In addition to legalizing marijuana for recreational users, Minnesota is initiating a new program that will invest millions of dollars into communities disproportionately affected by enforcement of the law when the drug was illegal.
Some state lawmakers have dubbed this initiative to be a “form of reparation,” as it is designed to provide economic relief to residents who had been convicted of marijuana possession and other weed-related offenses.
Called “CanRenew,” the grant program was enacted as part of the state’s new recreational marijuana law which allows residents to use the drug without a license, though it is still illegal for unlicensed dispensers to sell.
Pot was legalized as of August 1 this year, while the CanRenew program will go into effect in 2026. Once implemented, it will award $15 million to eligible organizations in communities, that have, as “The Star Tribute” reported, “high concentrations of people who were convicted for a marijuana offense or had family members who were convicted.”
Communities with a large number of veterans, high poverty rates and those that have “experienced a disproportionately large amount of cannabis enforcement” may receive the grants, the new law states.
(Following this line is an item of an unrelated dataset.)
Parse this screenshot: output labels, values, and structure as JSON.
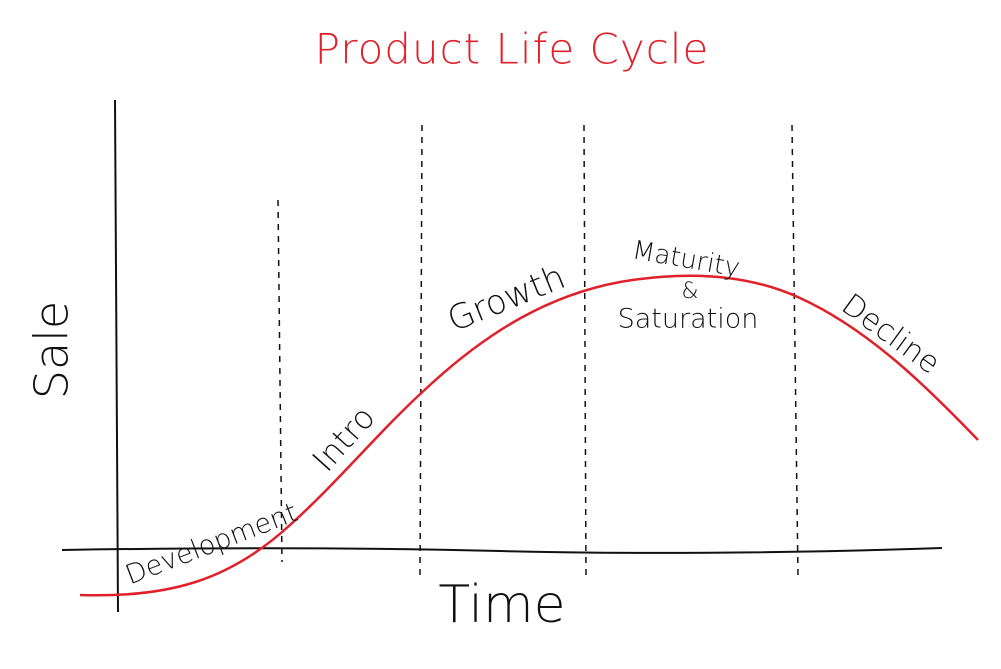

State Sen. Lindsey Port, who sponsored the bill in the Senate, called the program a “form of reparation,” adding, “Direct harm has been done to communities by prohibition and by the state, and it is our responsibility to undo that harm. This is really our first major investment in doing that, and it should have the same kind of lasting effects that, unfortunately, the war on drugs has had on communities of color.”
The Minnesota lawmaker, a member of the state’s Democratic-Farmer-Labor Party (DFL), noted she knows of no other initiative like this in the United States, and stated that the money for the grants will come out of tax revenue from cannabis sales.
According to the state’s new cannabis law, there is a 10% tax on all marijuana product sales.
The program will be handled by Minnesota’s new “Office of Cannabis Management,” which is still being formed.
According to the Star Tribune, the office will “will distribute the grants to community organizations such as schools, nonprofits, private businesses and local governments in hopes of spurring development and prosperity.”
Organizations applying for the grants must demonstrate they are committed to projects that will “improve community-wide outcomes or experiences.”
The CanRenew program is just one of several initiatives in Minnesota’s new law that will help repair communities from previous heavy marijuana policing. The Star Tribune stated, “Minnesota will also automatically expunge misdemeanor marijuana cases from residents’ records, and set up a Cannabis Expungement Board to review felony cases.”
Also, state residents who meet “social equity” criteria will be eligible for weed business licenses.
The outlet cited studies showing that “Black Americans have historically been arrested and charged with marijuana crimes at much higher rates than whites despite both groups using marijuana at similar rates.” Port added that she expects members of areas of Minnesota with higher African American populations to receive most of the grant money.
GOP state Rep. Nolan West, who voted for the recreational law, spoke out against the CanRenew program, claiming, “It’ll be wasted. It’s just a way to funnel money to [DFL] districts.”
Fox News Digital reached out to the DFL Party for comment on the passage of the CanRenew program.